Unfortunately, the film lab had printed the footage too bright, making it look like bad porn, which, I admit, was my oeuvre.
My camera notes to DuArt, the film lab in New York, had been “MAKE LOOK NICE.” Once I changed it to “MAKE LOOK DARK,” the dailies started to look great. Still, I threw up every third day.
On almost all feature films a specialist—the camera operator—is hired to physically operate the camera. The Coens couldn’t afford an additional crew member, so on the three films we did together it fell to me to badly operate as well as be the cinematographer.

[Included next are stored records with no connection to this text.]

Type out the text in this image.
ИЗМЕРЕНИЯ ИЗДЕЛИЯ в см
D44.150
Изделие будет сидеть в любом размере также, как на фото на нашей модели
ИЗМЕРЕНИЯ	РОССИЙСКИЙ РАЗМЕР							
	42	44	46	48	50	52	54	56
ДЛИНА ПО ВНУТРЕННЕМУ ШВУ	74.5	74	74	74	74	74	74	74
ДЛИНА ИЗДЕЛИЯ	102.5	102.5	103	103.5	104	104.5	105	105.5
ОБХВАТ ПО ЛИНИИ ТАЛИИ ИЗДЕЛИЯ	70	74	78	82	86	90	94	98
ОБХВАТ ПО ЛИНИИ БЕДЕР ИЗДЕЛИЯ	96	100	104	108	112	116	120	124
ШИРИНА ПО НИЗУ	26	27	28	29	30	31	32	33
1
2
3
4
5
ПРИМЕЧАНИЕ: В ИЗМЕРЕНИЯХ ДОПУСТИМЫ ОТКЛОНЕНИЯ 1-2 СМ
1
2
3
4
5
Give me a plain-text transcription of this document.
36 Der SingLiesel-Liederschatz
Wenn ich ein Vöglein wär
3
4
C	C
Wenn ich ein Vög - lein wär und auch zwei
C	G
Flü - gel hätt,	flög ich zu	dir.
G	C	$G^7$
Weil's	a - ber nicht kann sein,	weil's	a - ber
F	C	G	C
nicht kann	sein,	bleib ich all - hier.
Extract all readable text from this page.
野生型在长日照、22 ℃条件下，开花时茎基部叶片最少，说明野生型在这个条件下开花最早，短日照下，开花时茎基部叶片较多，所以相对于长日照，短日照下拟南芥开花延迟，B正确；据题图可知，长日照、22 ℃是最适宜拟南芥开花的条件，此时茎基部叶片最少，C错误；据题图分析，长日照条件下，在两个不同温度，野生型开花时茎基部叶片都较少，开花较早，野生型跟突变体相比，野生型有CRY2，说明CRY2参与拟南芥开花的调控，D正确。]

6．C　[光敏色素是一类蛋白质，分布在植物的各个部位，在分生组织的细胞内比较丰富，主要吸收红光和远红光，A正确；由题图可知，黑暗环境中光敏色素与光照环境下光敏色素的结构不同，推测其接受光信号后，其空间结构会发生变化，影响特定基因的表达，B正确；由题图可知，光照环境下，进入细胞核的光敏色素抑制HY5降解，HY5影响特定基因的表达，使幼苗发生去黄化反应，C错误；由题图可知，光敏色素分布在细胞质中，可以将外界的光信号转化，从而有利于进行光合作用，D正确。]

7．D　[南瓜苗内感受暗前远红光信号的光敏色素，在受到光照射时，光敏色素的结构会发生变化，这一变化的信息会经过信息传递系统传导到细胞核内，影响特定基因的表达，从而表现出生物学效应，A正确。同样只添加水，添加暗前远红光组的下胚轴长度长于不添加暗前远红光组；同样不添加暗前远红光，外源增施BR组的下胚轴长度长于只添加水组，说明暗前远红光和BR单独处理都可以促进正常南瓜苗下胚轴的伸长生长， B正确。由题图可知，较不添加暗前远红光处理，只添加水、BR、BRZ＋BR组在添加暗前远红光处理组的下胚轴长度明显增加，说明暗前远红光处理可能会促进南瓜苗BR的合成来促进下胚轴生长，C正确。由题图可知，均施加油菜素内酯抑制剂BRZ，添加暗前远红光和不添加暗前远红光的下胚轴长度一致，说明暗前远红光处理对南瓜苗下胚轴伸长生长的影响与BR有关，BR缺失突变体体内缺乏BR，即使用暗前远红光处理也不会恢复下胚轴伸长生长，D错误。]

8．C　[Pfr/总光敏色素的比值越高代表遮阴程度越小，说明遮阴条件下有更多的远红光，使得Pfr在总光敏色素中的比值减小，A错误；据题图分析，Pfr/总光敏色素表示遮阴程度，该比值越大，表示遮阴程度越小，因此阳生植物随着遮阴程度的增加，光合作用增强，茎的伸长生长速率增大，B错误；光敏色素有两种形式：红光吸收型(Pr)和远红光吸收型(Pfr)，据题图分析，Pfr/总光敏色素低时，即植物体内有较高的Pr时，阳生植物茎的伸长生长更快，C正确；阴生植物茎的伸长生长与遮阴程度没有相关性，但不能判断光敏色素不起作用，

Unfortunately for Joel and Ethan, when we started to work together the cost of a video feed from the camera to a television monitor was too expensive, so I was the only person who witnessed the photography in real time through the camera’s viewfinder.
By the way, video playback was invented by Jerry Lewis.
Joel and Ethan relied on my bad operating, not knowing what I was filming until the next night at dailies. One entire scene was shot in Maurice the bartender’s bedroom with Debbie Reinisch, my ex-girlfriend and our first assistant director, sitting against the back wall—walkie-talkie attached to her hip, headphones over her head—fast asleep. In every take. The scene couldn’t be used, though Joel and Ethan thought about leaving it in the movie and giving Debbie credit as Maurice’s girlfriend.
I am easily distracted, assuming whatever is going on nearby is surely more interesting than what I’m doing. To avoid distractions while operating the camera I had a large piece of black cloth that I put over my head. Joel, Ethan, and I would often call for my “schmatta”—Yiddish for piece of cloth—when we were ready to film. Tom Prophet assumed “schmatta” was East Coast film lingo he had just never been privy to.
Tom’s “Would you like me to put on your schmatta, sir?” always made me smile.
I was wearing my schmatta, filming a close-up of Fran, when the camera tilted down Fran’s body, from her face toward her feet. Since the storyboard called for the camera to remain on Fran’s face, Joel and Ethan thought I was calling an audible but were confused by how I thought they could use the shot. The tilt was not actually my idea, either. I had fallen asleep. It was based on this shot that Joel tried to convince me my memoir should be titled Asleep at the Eyepiece: The Barry Sonnenfeld Story.